Les maliens se sont réveillés ce mercredi 19 Août avec cinq nouveaux visages, méconnus de la majorité des maliens, qui sont désormais les maitres de leur destin. Cinq officiers autour d’une table filmés par l’ORTM au milieu desquels un certain colonel Ismaël Wagué lisant l’adresse à la nation, tel a été le plat servi par les nouveaux hommes forts du Mali. Leur déclaration avait été précédée par celle du Président de la République sortant IBK, qui a accepté de rendre sa démission, de dissoudre l’Assemblée Nationale et le Gouvernement.

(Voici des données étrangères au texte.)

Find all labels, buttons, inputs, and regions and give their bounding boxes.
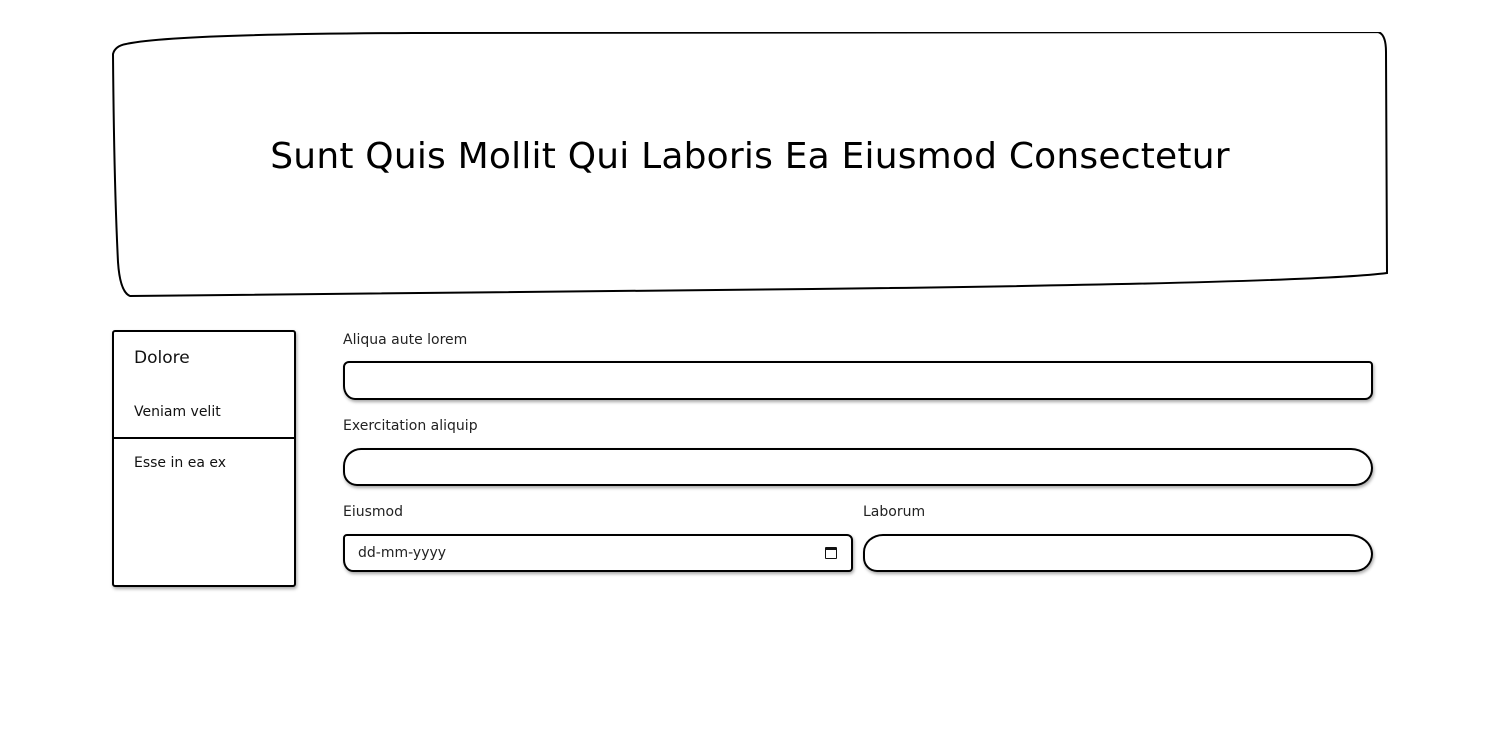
aliqua-aute-lorem-input[interactable] <box>345 363 1371 398</box>
sidebar-item-esse-in-ea-ex[interactable]: Esse in ea ex <box>134 455 226 471</box>
aliqua-aute-lorem-label: Aliqua aute lorem <box>343 332 468 348</box>
laborum-field[interactable] <box>863 534 1373 572</box>
eiusmod-label: Eiusmod <box>343 504 403 520</box>
calendar-icon[interactable] <box>825 547 837 559</box>
header-banner: Sunt Quis Mollit Qui Laboris Ea Eiusmod … <box>112 32 1388 297</box>
exercitation-aliquip-input[interactable] <box>345 450 1371 484</box>
date-placeholder: dd-mm-yyyy <box>358 545 447 561</box>
sidebar-item-veniam-velit[interactable]: Veniam velit <box>134 404 221 420</box>
eiusmod-date-field[interactable]: dd-mm-yyyy <box>343 534 853 572</box>
sidebar: Dolore Veniam velit Esse in ea ex <box>112 330 296 587</box>
page-title: Sunt Quis Mollit Qui Laboris Ea Eiusmod … <box>270 136 1230 177</box>
exercitation-aliquip-label: Exercitation aliquip <box>343 418 478 434</box>
sidebar-heading: Dolore <box>134 348 190 368</box>
sidebar-divider <box>114 437 294 439</box>
exercitation-aliquip-field[interactable] <box>343 448 1373 486</box>
page: Sunt Quis Mollit Qui Laboris Ea Eiusmod … <box>0 0 1500 752</box>
laborum-label: Laborum <box>863 504 926 520</box>
aliqua-aute-lorem-field[interactable] <box>343 361 1373 400</box>
laborum-input[interactable] <box>865 536 1371 570</box>
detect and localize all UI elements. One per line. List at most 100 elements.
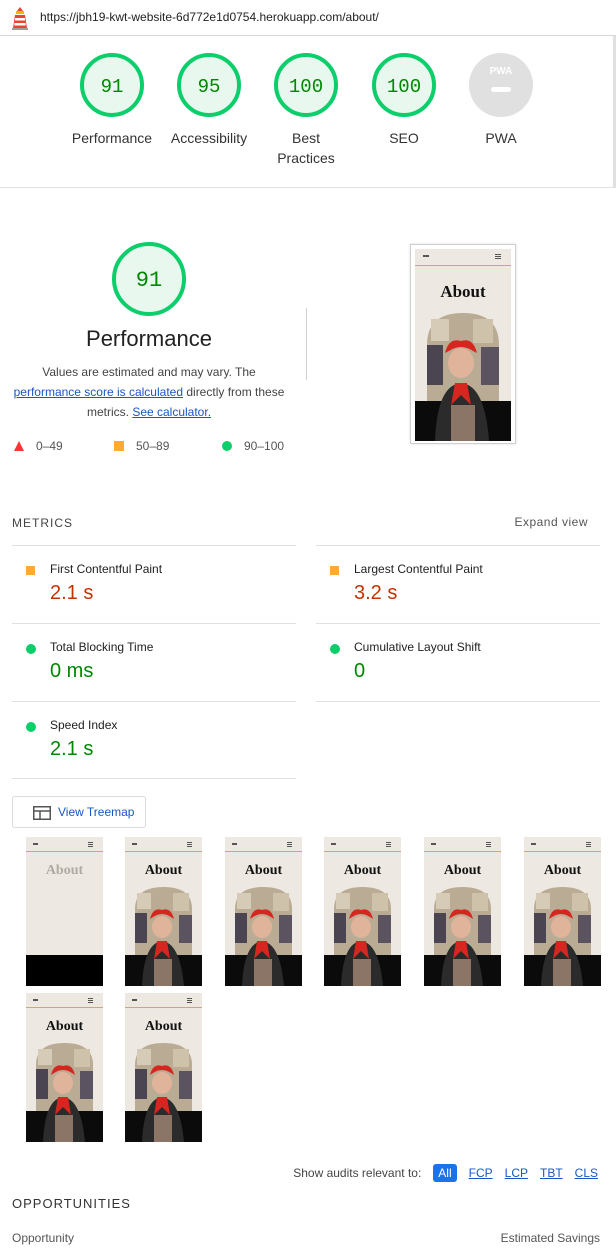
filter-chip-cls[interactable]: CLS <box>575 1166 598 1180</box>
metric-name: Cumulative Layout Shift <box>354 640 481 654</box>
performance-score: 91 <box>136 268 162 293</box>
metric-tbt: Total Blocking Time 0 ms <box>12 623 296 701</box>
metric-value: 0 ms <box>50 660 94 682</box>
divider <box>306 308 307 380</box>
gauge-ring: 91 <box>80 53 144 117</box>
treemap-icon <box>33 806 51 820</box>
average-square-icon <box>330 566 339 575</box>
filmstrip-frame: About <box>26 837 103 986</box>
pass-circle-icon <box>330 644 340 654</box>
metric-name: Total Blocking Time <box>50 640 154 654</box>
metrics-bottom-divider <box>12 778 296 779</box>
expand-view-toggle[interactable]: Expand view <box>514 515 588 529</box>
filmstrip-frame: About <box>225 837 302 986</box>
view-treemap-label: View Treemap <box>58 805 135 819</box>
frame-image: About <box>26 993 103 1142</box>
metric-name: Speed Index <box>50 718 118 732</box>
filmstrip-frame: About <box>125 837 202 986</box>
filter-chip-tbt[interactable]: TBT <box>540 1166 563 1180</box>
gauge-accessibility[interactable]: 95 Accessibility <box>160 52 258 148</box>
frame-image: About <box>524 837 601 986</box>
metric-value: 3.2 s <box>354 582 398 604</box>
gauge-score: 100 <box>289 76 323 98</box>
frame-image: About <box>125 837 202 986</box>
gauge-label: Performance <box>71 130 153 146</box>
preview-heading: About <box>440 282 486 301</box>
legend-pass: 90–100 <box>222 439 284 453</box>
metric-name: Largest Contentful Paint <box>354 562 483 576</box>
gauge-label: Best Practices <box>277 130 335 166</box>
metric-fcp: First Contentful Paint 2.1 s <box>12 545 296 623</box>
opportunity-column-header: Opportunity <box>12 1231 75 1245</box>
triangle-icon <box>14 441 24 451</box>
gauge-performance[interactable]: 91 Performance <box>63 52 161 148</box>
gauge-label: PWA <box>485 130 517 146</box>
final-screenshot[interactable]: About <box>410 244 516 444</box>
average-square-icon <box>26 566 35 575</box>
legend-average-label: 50–89 <box>136 439 170 453</box>
square-icon <box>114 441 124 451</box>
filmstrip-frame: About <box>125 993 202 1142</box>
see-calculator-link[interactable]: See calculator. <box>132 405 211 419</box>
frame-image: About <box>125 993 202 1142</box>
legend-fail-label: 0–49 <box>36 439 63 453</box>
gauge-ring: 100 <box>274 53 338 117</box>
legend-average: 50–89 <box>114 439 169 453</box>
metric-value: 2.1 s <box>50 582 94 604</box>
metric-name: First Contentful Paint <box>50 562 163 576</box>
lighthouse-icon <box>12 7 28 30</box>
metric-divider <box>316 701 600 702</box>
filmstrip-frame: About <box>324 837 401 986</box>
gauge-pwa[interactable]: PWA PWA <box>452 52 550 148</box>
pwa-badge-icon: PWA <box>469 53 533 117</box>
performance-description: Values are estimated and may vary. The p… <box>6 362 292 422</box>
filmstrip-frame: About <box>524 837 601 986</box>
frame-image: About <box>424 837 501 986</box>
gauge-seo[interactable]: 100 SEO <box>355 52 453 148</box>
gauge-score: 91 <box>101 76 124 98</box>
frame-heading: About <box>444 863 482 878</box>
metric-value: 2.1 s <box>50 738 94 760</box>
gauge-label: Accessibility <box>170 130 248 146</box>
page-url[interactable]: https://jbh19-kwt-website-6d772e1d0754.h… <box>40 10 379 24</box>
gauge-best-practices[interactable]: 100 Best Practices <box>257 52 355 168</box>
filmstrip-frame: About <box>26 993 103 1142</box>
frame-heading: About <box>544 863 582 878</box>
filter-label: Show audits relevant to: <box>293 1166 422 1180</box>
frame-heading: About <box>46 863 84 878</box>
gauge-ring: 100 <box>372 53 436 117</box>
frame-heading: About <box>145 1019 183 1034</box>
legend-fail: 0–49 <box>14 439 63 453</box>
frame-image: About <box>324 837 401 986</box>
metric-speed-index: Speed Index 2.1 s <box>12 701 296 779</box>
view-treemap-button[interactable]: View Treemap <box>12 796 146 828</box>
gauge-label: SEO <box>389 130 419 146</box>
estimated-savings-column-header: Estimated Savings <box>500 1231 600 1245</box>
lighthouse-report: { "browser": {"url": "https://jbh19-kwt-… <box>0 0 616 1252</box>
audit-filter: Show audits relevant to: All FCP LCP TBT… <box>293 1164 598 1182</box>
frame-heading: About <box>344 863 382 878</box>
legend-pass-label: 90–100 <box>244 439 285 453</box>
pwa-badge-text: PWA <box>490 66 513 77</box>
frame-image: About <box>26 837 103 986</box>
score-calculated-link[interactable]: performance score is calculated <box>14 385 183 399</box>
gauge-ring: 95 <box>177 53 241 117</box>
metric-lcp: Largest Contentful Paint 3.2 s <box>316 545 600 623</box>
frame-image: About <box>225 837 302 986</box>
pass-circle-icon <box>26 644 36 654</box>
metric-cls: Cumulative Layout Shift 0 <box>316 623 600 701</box>
gauge-score: 100 <box>387 76 421 98</box>
page-preview-image: About <box>411 245 515 443</box>
metric-value: 0 <box>354 660 366 682</box>
circle-icon <box>222 441 232 451</box>
filter-chip-fcp[interactable]: FCP <box>469 1166 493 1180</box>
frame-heading: About <box>46 1019 84 1034</box>
performance-score-gauge: 91 <box>112 242 186 316</box>
frame-heading: About <box>245 863 283 878</box>
metrics-title: METRICS <box>12 516 73 530</box>
frame-heading: About <box>145 863 183 878</box>
opportunities-title: OPPORTUNITIES <box>12 1196 131 1211</box>
filter-chip-all[interactable]: All <box>433 1164 457 1182</box>
filter-chip-lcp[interactable]: LCP <box>505 1166 528 1180</box>
category-gauges: 91 Performance 95 Accessibility 100 Best… <box>0 36 616 188</box>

Qui pouvait imaginer un tel scénario après le stupide coup d’Etat perpétré par une autre junte dirigée par le capitaine Amadou Haya Sanogo un 22 mars 2012 ? Et pourtant, depuis trois mois, le spectre d’un coup d’Etat planait sur le Mali. Un Mouvement créé le 5 juin et regroupant des forces politiques et d’associations de la société civile, avait entamé un combat sans répit avec un seul mot d’ordre la démission d’IBK et de son régime pour incompétence et incapacité à résoudre les problèmes majeurs de notre pays. Les revendications de ce mouvement étaient celles d’une frange importante de notre pays, c’est pourquoi le coup de force a été suivi par un nombre important et imposant des citoyens.
Face à l’inaction, à l’indifférence du régime et à l’exacerbation des crises à la fois sécuritaire, avec son lot des morts, de déplacés et une grave crise sociopolitique, caractérisée par un manque criard des services sociaux de base et des élections législatives dont les résultats ont été tripatouillés par la Cour Constitutionnelle aux ordres du pouvoir, les maliens avaient les regards tournés vers l’armée pour débarrasser le pays du régime corrompu d’IBK. Elle a fini par descendre dans l’arène politique, en mettant fin au calvaire du peuple.
Pour rappel, ce coup de force est différent de celui du 22 mars 2012, car le pays est aujourd’hui au bord du chaos, sa gouvernance est la moins vertueuse et les maliens souffrent le martyr depuis sept ans. Pourquoi ne pas applaudir un coup d’Etat dans un pays où les 75 % du territoire échappent au contrôle de l’Etat central ? Comment l’armée peut-elle s’accommoder des conditions exécrables, victime de corruption et payant un lourd tribut, sans réagir ? En effet, les officiers mutins se sont rendus compte que la colossale somme qui a été déboursée dans le cadre de la loi de programmation militaire a atterrie dans les poches de certains hauts gradés proches de la famille présidentielle. Conséquences de ces détournements ce sont les hélicoptères qui sont cloués au sol ou des blindés en cartons exposant les militaires au danger de mort face à des terroristes bien armés. Donc la coupe était entièrement pleine pour agir et mettre hors d’état de nuire celui qui cristallise toutes les frustrations, à savoir IBK. A la question de savoir s’il faut faire confiance aux mutins ou pas, la réponse est bien entendu oui, car sachant bien que la communauté internationale n’acceptera pas que les militaires gardent longtemps le pouvoir, ils respecteront les délais consensuels fixés de concert avec les forces vives de la nation. En plus du regard de la Communauté internationale, les officiers mutins sont des intellectuels. C’est pourquoi ils ont mené avec professionnalisme le coup d’Etat sans effusion de sang. Ils sauront être à la hauteur. Donc, après des signes d’ouverture, les putschistes méritent d’être accompagnés pour mener le bateau de la transition à bon port au grand bonheur des maliens.